ABSTRACT=Nitration of tyrosine at the tenth residue (Tyr10) in amyloid-β (Aβ) has been reported to reduce its aggregation and neurotoxicity in our previous studies. However, the exact mechanism remains unclear. Here we used Aβ1-42 peptide with differently modified forms at Tyr10 to investigate the molecular mechanism to fill this gap. By using immunofluorescent assay, we confirmed that nitrated Aβ was found in the cortex of 10-month-old triple transgenic mice of Alzheimer’s disease (AD). And then, we used surface enhanced Raman scattering method to demonstrate that the modification and mutation of Tyr10 in Aβ have little impact on conformational changes. Then, with the aids of fluorescence assays of thioflavin T and 4,4’-dianilino-1,1’-binaphthyl-5,5’-disulfonic acid, transmission electron microscopy, atomic force microscopy, and dynamic light scattering, we demonstrated that the deprotonation of the phenolic hydroxyl group of Tyr10 of Aβ is critical to Aβ fibrilization and aggregation.
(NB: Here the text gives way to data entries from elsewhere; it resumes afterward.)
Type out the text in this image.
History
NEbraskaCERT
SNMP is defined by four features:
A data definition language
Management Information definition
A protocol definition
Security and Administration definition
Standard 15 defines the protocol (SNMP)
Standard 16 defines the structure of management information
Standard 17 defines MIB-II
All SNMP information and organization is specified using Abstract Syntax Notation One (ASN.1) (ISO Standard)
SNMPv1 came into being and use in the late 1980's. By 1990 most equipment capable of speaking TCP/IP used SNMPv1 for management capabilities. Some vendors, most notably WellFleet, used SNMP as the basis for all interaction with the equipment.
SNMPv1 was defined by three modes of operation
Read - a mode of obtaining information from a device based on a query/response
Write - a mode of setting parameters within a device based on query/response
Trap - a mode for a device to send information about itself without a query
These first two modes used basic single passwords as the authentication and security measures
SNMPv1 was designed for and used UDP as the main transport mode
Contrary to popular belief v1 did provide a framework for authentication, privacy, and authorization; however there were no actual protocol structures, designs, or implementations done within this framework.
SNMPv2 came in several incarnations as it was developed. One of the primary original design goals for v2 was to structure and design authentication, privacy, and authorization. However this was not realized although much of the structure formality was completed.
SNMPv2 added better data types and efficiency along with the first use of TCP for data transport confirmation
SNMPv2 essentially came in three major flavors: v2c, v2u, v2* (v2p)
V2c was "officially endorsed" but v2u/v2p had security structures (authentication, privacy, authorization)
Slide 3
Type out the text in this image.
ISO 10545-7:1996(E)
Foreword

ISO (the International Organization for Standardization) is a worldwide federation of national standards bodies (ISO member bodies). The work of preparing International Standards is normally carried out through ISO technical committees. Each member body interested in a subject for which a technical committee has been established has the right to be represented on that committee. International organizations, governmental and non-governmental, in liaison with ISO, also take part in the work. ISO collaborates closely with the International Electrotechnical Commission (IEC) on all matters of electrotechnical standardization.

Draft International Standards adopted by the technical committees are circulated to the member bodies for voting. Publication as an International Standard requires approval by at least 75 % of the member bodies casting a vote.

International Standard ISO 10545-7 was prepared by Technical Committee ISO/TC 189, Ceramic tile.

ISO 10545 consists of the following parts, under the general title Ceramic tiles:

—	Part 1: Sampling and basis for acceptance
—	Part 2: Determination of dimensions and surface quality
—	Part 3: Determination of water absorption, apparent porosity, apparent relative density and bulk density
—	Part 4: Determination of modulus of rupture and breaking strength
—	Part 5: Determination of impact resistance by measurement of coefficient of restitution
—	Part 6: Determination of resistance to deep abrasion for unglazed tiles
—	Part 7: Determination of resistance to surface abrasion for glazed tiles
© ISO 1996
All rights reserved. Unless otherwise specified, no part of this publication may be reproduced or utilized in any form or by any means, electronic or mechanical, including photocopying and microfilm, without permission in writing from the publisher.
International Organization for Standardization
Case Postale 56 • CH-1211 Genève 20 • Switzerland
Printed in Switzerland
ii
Based on previous researches and present results, we proposed that the negatively charged phenolic hydroxyl group induced by Tyr10 nitration at physiological pH could destroy the salt bridge between Glu11 and His6 or His13 and block the kink around Tyr10, thereby preventing Aβ fibrilization and aggregation. These findings provide us new insights into the relationship between Tyr10 nitration and Aβ aggregation, which would help to further understand that keeping the balance of nitric oxide in vivo is important for preventing AD.